Etymology might help:
Integrity
c.1400, "innocence, blamelessness; chastity, purity," from Old French integrité or directly from Latin integritatem (nominative integritas) "soundness, wholeness, blamelessness," from integer "whole" (see integer). Sense of "wholeness, perfect condition" is mid-15c.
integer (n.)
"a whole number" (opposed to fraction), 1570s, from Latin integer (adj.) "whole, complete," figuratively, "untainted, upright," literally "untouched," from in- "not" (see in- (1)) + root of tangere "to touch" (see tangent (adj.)). The word was used earlier in English as an adjective meaning "whole, entire" (c.1500).
integral (adj.)
late 15c., "of or pertaining to a whole," from Middle French intégral (14c.), from Medieval Latin integralis "forming a whole," from Latin integer "whole" (see integer). Related: Integrally. As a noun, 1610s, from the adjective
The central concept appears related to originalism e.g. the idea of golden age past where everything and everyone was perfect. Integer, integral and integrity all mean complete, fixed and unchanging.
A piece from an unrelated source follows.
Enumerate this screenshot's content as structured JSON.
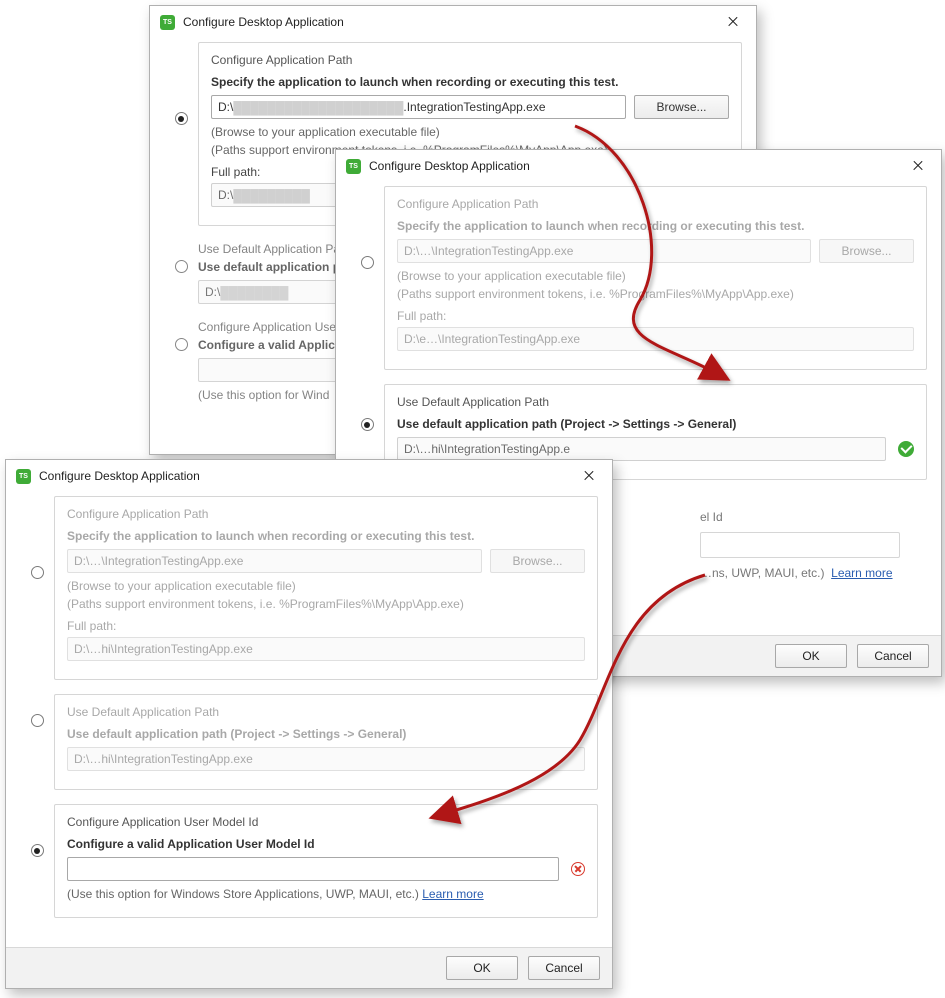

As a practical matter of modern language, someone with "integrity" is someone whose behavior is governed by decisions made long ago that are unaffected by current circumstances. E.g. deciding when one is 20 that accepting bribes is wrong and then, over the course of the next decades, always turning down bribes no matter how large because of that decision made decades ago. That decision becomes "integral" to the persons behavior.
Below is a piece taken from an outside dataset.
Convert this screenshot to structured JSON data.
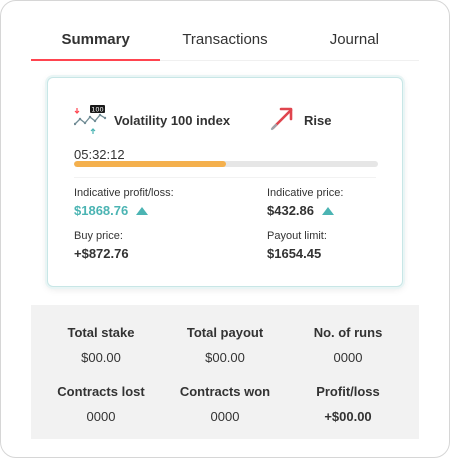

You can see the same sense in the phrase "structural integrity" as applied to inanimate objects. It's means a structure that, because of its internal construction, will not break or collapse in response to changing environmental conditions. Conversely, something without "structural integrity" will only remain standing or functioning in a very limited set of envirionmental conditions e.g. a house of cards.
We like integrity in humans because it makes their behavior predictable. Once we understand the individual's decision-making basis, usually a moral code, then we can predict their behavior in any future events because they will always behave the same way in the same circumstances because the decision has in effect already been made long ago.
We like predictablity so much that sometimes we even use the phrase "perverse integrity" to mean someone who consistenly follows a moral code we disagree withit, e.g. a traditional Mafia member who goes to prison for decades rather than betray the code of Omerta.